La plaque tournante du mal planétaire : l’État profond britannique

Tout au long de l’Histoire, le mal a toujours été contrôlé à partir d’un seul centre. Ceux qui propagent les guerres et les massacres agissent dans une chaîne de commandement et suivent les plans émanant d’un seul centre. Il n’y a qu’un seul centre responsable des grandes guerres du XXe siècle, de la colonisation, des massacres, de la division du Moyen-Orient et de l’Afrique, et des crises économiques. Le mal est comme un poulpe avec beaucoup de tentacules ; nos yeux ont tendance à se concentrer sur le tentacule le plus actif d’abord. Cependant, il y a un cerveau qui dirige tous ces tentacules. Les tentacules se déplacent avec une coordination parfaite vers un seul but selon les commandes du cerveau. Le fait que les tentacules semblent se déplacer indépendamment n’est qu’une illusion ─ tous ces tentacules sont sous le contrôle d’un seul cerveau. De plus, le mal est une structure hiérarchique de type pyramidal. Quelle que soit la largeur d’une base ou le nombre de centaines de couches, il n’y a qu’un point au sommet, et ce point a une autorité absolue sur ce qui est en dessous.

Il est impossible d’obtenir des résultats dans la lutte contre le mal en se concentrant simplement sur les tentacules de la pieuvre ou en ciblant les niveaux inférieurs de la pyramide. Nous devons mettre en place une lutte intellectuelle contre le haut qui contrôle, gère et commande le système et prend la décision finale. Exposer le moyen susmentionné devrait être au cœur de cette lutte intellectuelle parce que ce pouvoir n’est efficace que pour autant qu’il peut confondre les autres et se cacher, car il utilise tous les avantages honteux du secret.

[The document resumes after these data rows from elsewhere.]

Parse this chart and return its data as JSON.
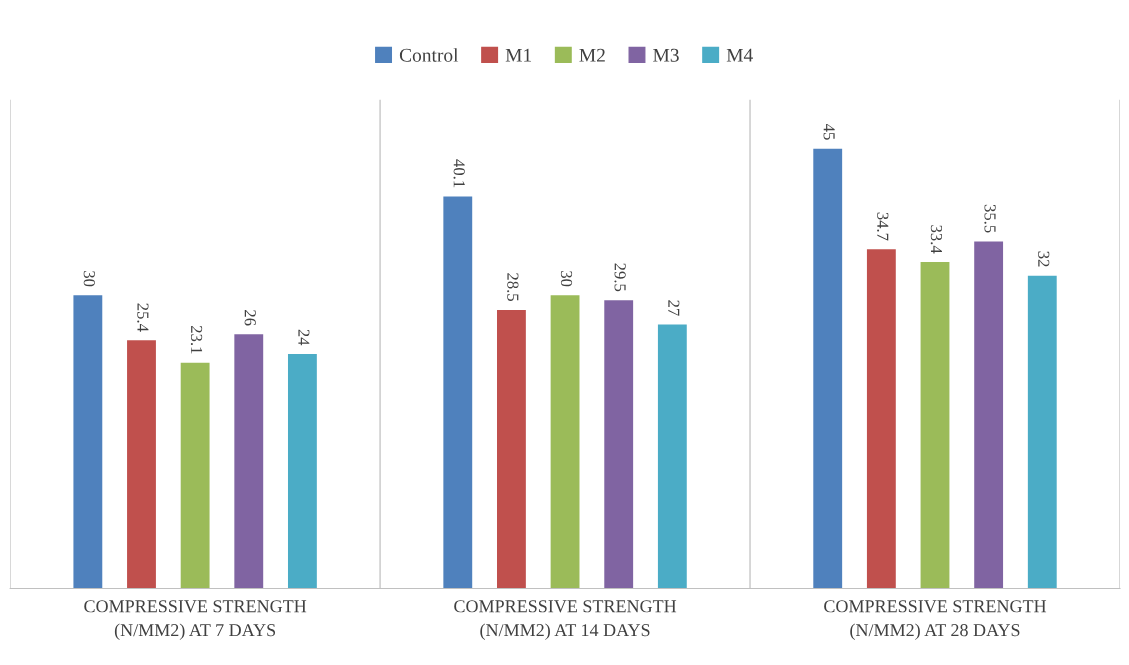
{
  "chart_data": {
    "type": "bar",
    "categories": [
      "COMPRESSIVE STRENGTH\n(N/MM2) AT 7 DAYS",
      "COMPRESSIVE STRENGTH\n(N/MM2) AT 14 DAYS",
      "COMPRESSIVE STRENGTH\n(N/MM2) AT 28 DAYS"
    ],
    "series": [
      {
        "name": "Control",
        "color": "#4f81bd",
        "values": [
          30,
          40.1,
          45
        ]
      },
      {
        "name": "M1",
        "color": "#c0504d",
        "values": [
          25.4,
          28.5,
          34.7
        ]
      },
      {
        "name": "M2",
        "color": "#9bbb59",
        "values": [
          23.1,
          30,
          33.4
        ]
      },
      {
        "name": "M3",
        "color": "#8064a2",
        "values": [
          26,
          29.5,
          35.5
        ]
      },
      {
        "name": "M4",
        "color": "#4bacc6",
        "values": [
          24,
          27,
          32
        ]
      }
    ],
    "ylim": [
      0,
      50
    ],
    "data_labels": true,
    "legend": "top",
    "grid": "x",
    "tick_labels": "x"
  }
}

En parlant du leader du mal dans le monde d’aujourd’hui, on mentionne de nombreux noms : les États profonds des États-Unis et d’Israël qui sont fréquemment mentionnés, des organismes comme l’ONU, l’OTAN ou l’UE, des organisations telles que la CIA, le MOSSAD ou Gladio, des sociétés secrètes comme les Illuminati, la franc-maçonnerie, le Skull and Bones, les Rosicruciens et les Templiers, et ceux qui contrôlent l’économie mondiale comme les barons financiers de Wall Street, les compagnies pétrolières et les multinationales. Mais ce sont tous les engrenages de ce système. Ils sont les tentacules de la pieuvre, les niveaux inférieurs de la pyramide.

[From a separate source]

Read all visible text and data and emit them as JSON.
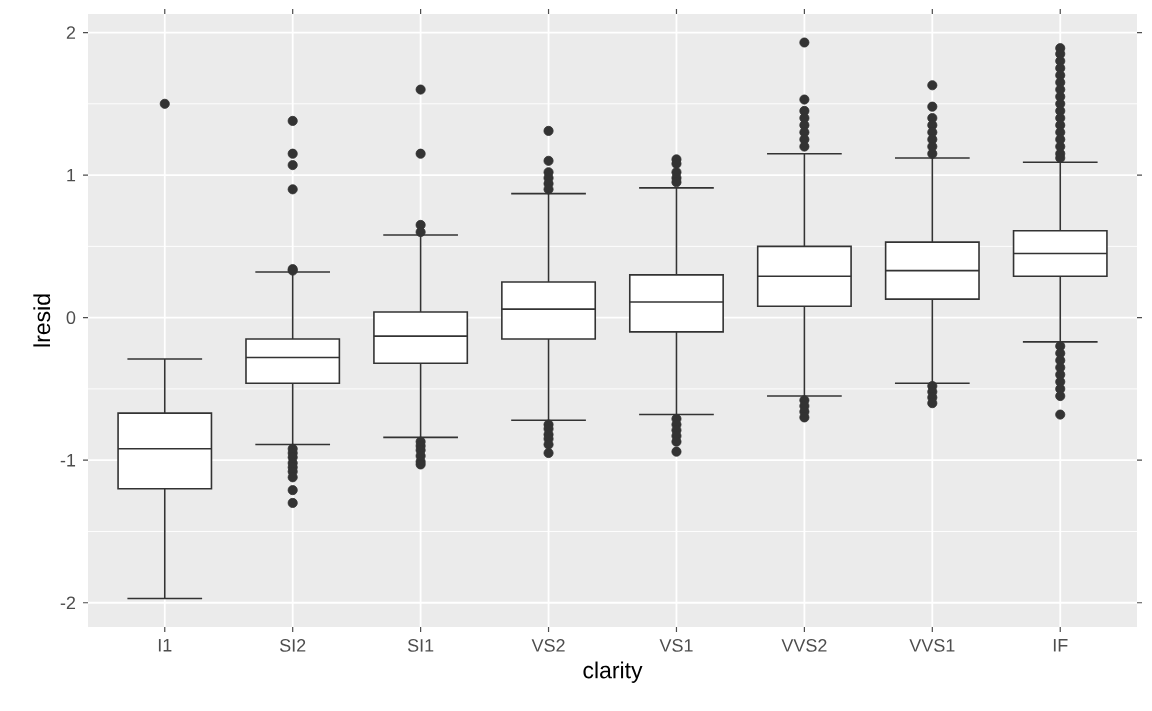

L’État profond britannique a été, au contraire, au sommet de cette hiérarchie pendant des siècles. L’État profond britannique est également le centre du colonialisme et de l’esclavage. La Chine, l’Inde, l’Indonésie et la Malaisie sont restés sous le joug britannique pendant des siècles. C’est aussi l’État britannique profond qui a initié la Chine à l’opium, qui a discipliné l’Inde avec la faim et a terrorisé la plus grande partie de l’Asie du Sud-Est avec la Compagnie des Indes orientales. De nos jours, le génocide perpétré en Inde par la Grande-Bretagne de cette époque n’est pas rappelé. La Grande-Bretagne de cette période, qui a laissé 330 millions de personnes face à la famine il y a 150 ans, a causé la mort de plus d’un million d’Indiens.

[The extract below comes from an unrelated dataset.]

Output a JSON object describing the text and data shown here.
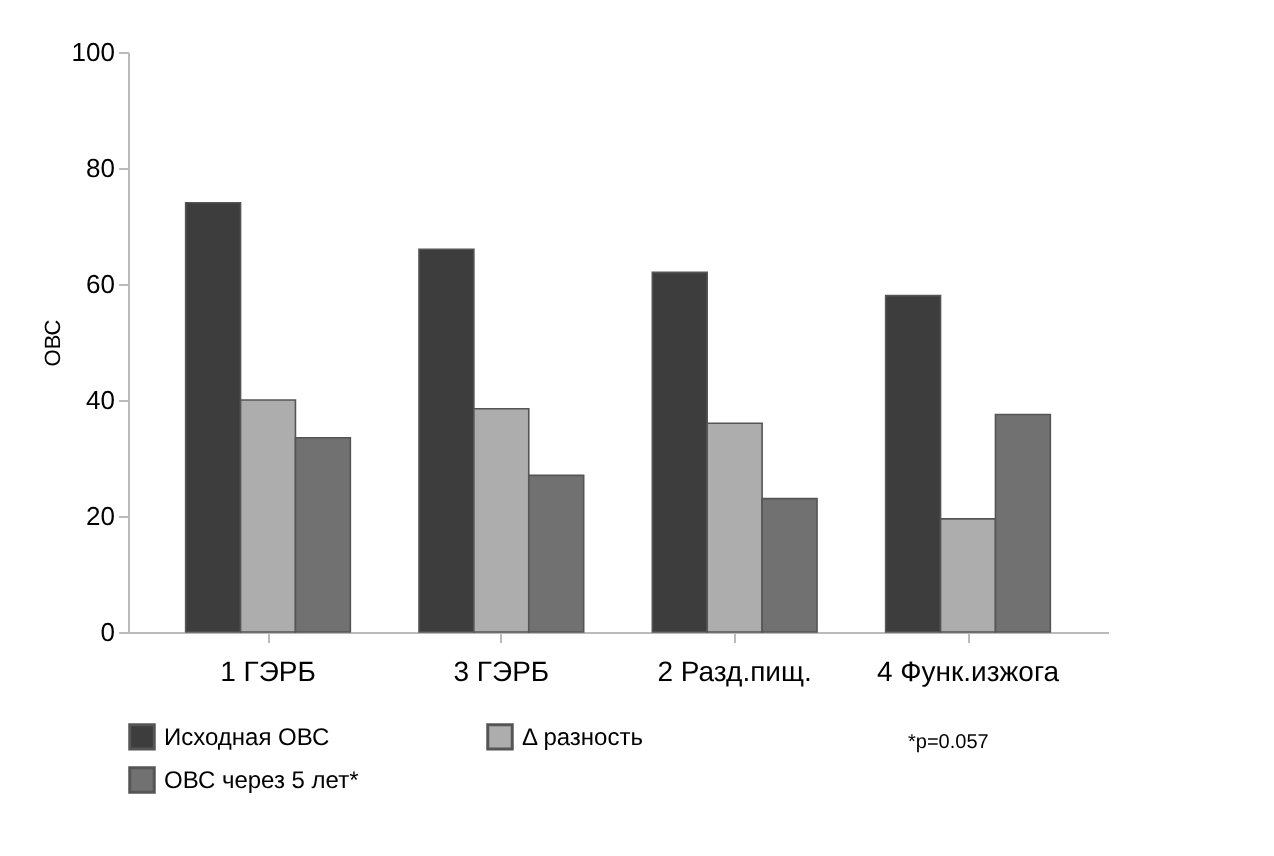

C’est l’État profond britannique qui a détruit l’Empire ottoman et occupé l’Anatolie. Le cadre fondateur du communisme était réuni en Grande-Bretagne. Le Manifeste communiste de Marx et Engels (titre original de la première édition : Das Manifest der Kommunistischen Partei), qui constitue la clef de voûte du communisme, a d’abord été publié en Grande-Bretagne. Tous les textes théoriques fondateurs du communisme, y compris Das Kapital, y furent écrits. Les fondateurs du libéralisme, Adam Smith et David Ricardo, étaient britanniques. Charles Darwin, qui a fondé la base idéologique du darwinisme social ayant déclenché de telles horreurs sur le monde au XXe siècle, était britannique.

Les politiques qui ont poussé le Moyen-Orient dans un bain de sang sont le travail de l’État profond britannique. La plupart des nations du Moyen-Orient ont été fondées par la Grande-Bretagne. Les frontières des pays du Moyen-Orient ont été établies lors de la réunion du Caire présidée par Winston Churchill. La plupart des administrateurs des pays en question ont été choisis par l’État britannique profond. Les hommes de l’État profond britannique ─ T.E. Lawrence, Gertrude Bell, le général Allenby, Orde Wingate, Hubert Young, Sir Percy Cox, Herbert Samuel, etc. ─ ont trouvé, formé et autorisé ces personnes.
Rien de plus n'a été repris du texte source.